表示調整
閉じる
挿絵表示切替ボタン
▼配色
▼行間
▼文字サイズ
▼メニューバー
×閉じる

ブックマークに追加しました

設定
0/400
設定を保存しました
エラーが発生しました
※文字以内
ブックマークを解除しました。

エラーが発生しました。

エラーの原因がわからない場合はヘルプセンターをご確認ください。

ブックマーク機能を使うにはログインしてください。
78/105

71. リインフォース領へ帰ろう2

 数日後に王都からリインフォース領へ帰る事になった私たちは、お世話になった人たちに挨拶回りをする事にした。今日はその一日目。

 最初の冒険者ギルドが終わって、次に会うウォーカー商会との約束の時間までまだあるため、お昼ご飯を食べに王都の広場に来た。

 丁度お昼という時間だからか、広場では露店を出して呼び込みしている店員、露店から食べ物やお菓子を求める人、手に入れた食べ物を早速店頭で食べたり、中央の噴水周辺のベンチで座って食べている人と様々だけど、とても活気に満ち溢れていた。

 私たちもお昼の争奪戦に参戦するため、めぼしい露店を探して行く。

 何があるかな……、私は端から順に看板を見て何を販売しているか見て行く。

 串焼き……包み焼き……ホットドック……チュロス……カステラ……カステラ?!


「お姉ちゃん……」

「えぇ……」


 私たちはカステラの屋台の前で立ち止まる。

 キルシュ商会の運営なのかな、と思って、店頭に並べているすでに出来ているカステラをよく見てみると……。


「これは、ダメだね」

「そうねぇ」


 店先には、小さく焼いた四角いパンケーキみたいなものが並んでいた。

 カステラが人気である事を店主は勿論知っているのか、自信満々に呼び込みをしていた。


「これは、違うよ……」

「でも気になるわねぇ」

「あっ、お姉ちゃん?!」


 そう言ってお姉ちゃんが、屋台に向かって行ってしまった。そして店主に話しかける。


「一つちょうだい」

「毎度! 今話題のカステラですよ! お目が高いね、姉ちゃん!」


 なんて世辞を言いながら、店主が店頭に並べていたカステラ? を一枚、フライパンに載せて温め始める。

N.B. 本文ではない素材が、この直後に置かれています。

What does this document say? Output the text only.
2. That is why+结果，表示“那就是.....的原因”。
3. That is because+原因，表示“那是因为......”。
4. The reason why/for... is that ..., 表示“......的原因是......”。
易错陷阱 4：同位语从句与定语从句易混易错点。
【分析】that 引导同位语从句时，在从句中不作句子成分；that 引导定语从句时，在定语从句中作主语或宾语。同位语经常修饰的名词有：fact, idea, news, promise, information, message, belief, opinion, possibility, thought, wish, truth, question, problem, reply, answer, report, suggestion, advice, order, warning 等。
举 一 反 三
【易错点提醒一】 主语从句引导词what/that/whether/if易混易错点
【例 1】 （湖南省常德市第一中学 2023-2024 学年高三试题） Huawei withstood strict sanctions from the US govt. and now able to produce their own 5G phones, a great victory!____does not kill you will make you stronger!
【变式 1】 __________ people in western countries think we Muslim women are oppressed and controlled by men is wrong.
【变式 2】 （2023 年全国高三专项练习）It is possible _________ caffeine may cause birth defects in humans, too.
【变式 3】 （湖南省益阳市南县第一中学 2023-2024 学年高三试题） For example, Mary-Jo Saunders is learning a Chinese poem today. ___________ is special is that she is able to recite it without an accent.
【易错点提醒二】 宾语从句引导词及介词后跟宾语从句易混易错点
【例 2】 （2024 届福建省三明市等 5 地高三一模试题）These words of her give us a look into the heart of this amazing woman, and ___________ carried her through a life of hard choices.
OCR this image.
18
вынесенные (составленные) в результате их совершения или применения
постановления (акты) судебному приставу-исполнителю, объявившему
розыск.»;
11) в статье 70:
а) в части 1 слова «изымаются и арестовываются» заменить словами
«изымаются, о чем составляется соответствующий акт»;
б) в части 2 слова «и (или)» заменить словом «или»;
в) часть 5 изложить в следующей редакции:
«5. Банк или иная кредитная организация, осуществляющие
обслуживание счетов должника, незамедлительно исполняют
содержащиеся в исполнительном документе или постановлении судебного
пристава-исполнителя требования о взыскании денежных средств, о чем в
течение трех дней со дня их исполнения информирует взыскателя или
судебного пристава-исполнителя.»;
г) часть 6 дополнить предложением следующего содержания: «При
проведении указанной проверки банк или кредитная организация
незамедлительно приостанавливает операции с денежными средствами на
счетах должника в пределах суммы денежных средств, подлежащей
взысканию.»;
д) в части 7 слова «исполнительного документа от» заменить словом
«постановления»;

 もはや、その絵はパンケーキをフライパンで温め直すおじさんなんだけど……。お姉ちゃんが、陽気に店主との会話を続ける。


「カステラなんて、どこのお店でも売り切れでしょう? つい、引き寄せられちゃったわ。ところであなた、キルシュ商会から作り方を教わったの?」

「いえ、これはリインフォース子爵様ゆかりの方から教わったんですよ」


 え? リインフォースゆかりの? リインフォース家で作り方は私とお姉ちゃん、後はビルさんにトムさん位しか知らないはず。そして当然、私たちが教えたらこうはならない。

 思わず驚いてはみたものの、そんな話はあり得ないので、私は呆れながらお姉ちゃんの後ろで経過を見守る。

 するとお姉ちゃんが体の前で手を合わせて、如何にも喜んでいる風を装ってさらに話を続ける。


「まぁ、リインフォース様の?! あのお方は私たち庶民に優しいと伺うから、さぞかしこれも慈愛に満ちた味なんでしょうね」

「勿論です! さ、温まりましたよ、どうぞ」


 お姉ちゃんが今度は手を体の前で広げて、オーバーリアクション気味に温められたカステラ? を店主から受け取る。


「ありがとう。いくら?」

「銀貨一枚です」


 高っ! キルシュ商会ですら庶民向けは一本銀貨二枚なのに。これの大きさはせいぜい二切れ分。ぼったくりってすごいな。ここまで堂々としているのを見ると、なんだか私は面白くなってきた。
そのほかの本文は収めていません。